Die Klimaleiter am Gletschertisch

12. September 2002 | Auch in Zeiten der globalen Erwärmung ist Bergsteigen möglich, wie eine Aktion des Schweizer Bergführerverbandes zeigt. Doch die Touren werden gefährlicher.

Noch ruht der mächtige Felsblock auf seinem Sockel. Stefan hat ihn schon früh angekündigt auf unserem Marsch Richtung Konkordiaplatz, des grössten Gletscherplateaus in den Alpen. Einen so schönen Gletschertisch habe er schon lange nicht mehr gesehen. Und tatsächlich: Der Brocken (vier Meter lang, einen Meter dick) schwebt fast schwerelos, nur eine schmale Eissäule von rund zwei Meter Höhe gibt ihm Halt.
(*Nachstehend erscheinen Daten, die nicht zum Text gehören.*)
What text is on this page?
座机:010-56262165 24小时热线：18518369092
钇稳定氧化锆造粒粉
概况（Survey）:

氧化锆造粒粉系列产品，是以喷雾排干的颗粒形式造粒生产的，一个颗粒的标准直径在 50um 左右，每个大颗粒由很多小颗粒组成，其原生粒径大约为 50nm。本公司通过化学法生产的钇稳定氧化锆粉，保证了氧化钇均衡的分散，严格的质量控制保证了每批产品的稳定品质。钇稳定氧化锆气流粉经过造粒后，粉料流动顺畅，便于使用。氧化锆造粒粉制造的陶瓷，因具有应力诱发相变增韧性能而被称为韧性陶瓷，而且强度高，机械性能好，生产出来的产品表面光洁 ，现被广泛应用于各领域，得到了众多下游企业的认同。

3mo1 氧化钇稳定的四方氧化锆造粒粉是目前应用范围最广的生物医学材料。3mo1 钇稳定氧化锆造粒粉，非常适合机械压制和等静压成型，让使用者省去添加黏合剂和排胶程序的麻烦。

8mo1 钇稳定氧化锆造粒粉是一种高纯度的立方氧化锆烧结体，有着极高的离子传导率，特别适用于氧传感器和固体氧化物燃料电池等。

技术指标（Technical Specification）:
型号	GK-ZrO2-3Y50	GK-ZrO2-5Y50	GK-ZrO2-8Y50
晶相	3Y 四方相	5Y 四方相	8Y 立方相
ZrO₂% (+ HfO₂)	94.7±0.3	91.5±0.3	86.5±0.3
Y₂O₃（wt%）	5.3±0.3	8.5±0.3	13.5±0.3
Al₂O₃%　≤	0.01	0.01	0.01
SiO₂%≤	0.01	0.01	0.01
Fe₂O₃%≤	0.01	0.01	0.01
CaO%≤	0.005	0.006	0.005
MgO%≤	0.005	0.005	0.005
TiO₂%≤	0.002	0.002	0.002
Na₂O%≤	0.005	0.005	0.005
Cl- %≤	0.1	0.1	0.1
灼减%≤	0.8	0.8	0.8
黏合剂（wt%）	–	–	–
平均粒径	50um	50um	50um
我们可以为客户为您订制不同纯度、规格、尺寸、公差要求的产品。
Ein Bild für die Ewigkeit: Eis und Fels. Gibt es härtere Materien?

«Geht nicht zu nah dran», mahnt aber Stefan, denn «der Tisch wird Tag für Tag höher». Er wird höher, weil der Gletscher unter ihm wegschmilzt. Innerhalb der nächsten Tage, sicherlich aber der nächsten Wochen könnte der Sockel nachgeben, der Stein herunterfallen. «Aber demnächst schneit es doch wieder», sagt Ulrich. Nimmt dann der Gletscher nicht wieder zu? Verwandelt sich dann der Schnee nicht in Eis und stützt den Stein? «Ausgeschlossen», antwortet Stefan. Ulrich ist beeindruckt.

Seit drei Stunden ist die kleine Seilschaft unterwegs auf dem Firn, der sich von Mönch und Jungfrau, den Bilderbuch-Viertausendern des Berner Oberlandes, Richtung Süden ergiesst. Am Vormittag hatte sich die Gruppe auf dem Jungfraujoch getroffen. Hoi Ulrich, hoi Stefan. Hier in den Bergen ist man per du; die vollen Namen sind den Gedenktafeln vorbehalten wie jener bei der Konkordia-Hütte (unserem heutigen Tagesziel), welche an drei Arbeiter erinnert, die beim letzten Hüttenneubau zu Tode kamen. Stefan heisst mit Nachnamen Jossen, ist 38 Jahre alt und von Beruf Bergführer in Naters. Ulrich, 55, ist besser bekannt unter seinem Nachnamen Gygi und seiner Funktion als oberster Chef (CEO) der Schweizer Post.

Das Uno-Jahr der Berge

Der Weg nach unten ist einfach: Eine breite Spur zeichnet ihn vor. Doch vor einem Monat hatte es kräftig geschneit, viele Spalten sind von Schnee bedeckt, und so warnt Stefan bei jedem Sprung vor dem klaffenden Abgrund. Weiter unten wird der Schnee weicher, die Schuhe sacken ein. Am Konkordiaplatz, wo der Jungfraufirn, das Ewigschneefeld, der Grüneggfirn und der Grosse Aletschfirn aufeinander treffen, watet man schon im Matsch. In den Gletscherspalten gurgelt Schmelzwasser, das zuweilen fast an die Eisoberfläche reicht. Ohne den Bergführer hätten wir kaum den schmalen Holzbalken gefunden, der über einen Gletscherfluss führt. Hier kann man auf dem Gletscher ersaufen, witzelt einer. «Es sind schon einige ertrunken», sagt Stefan.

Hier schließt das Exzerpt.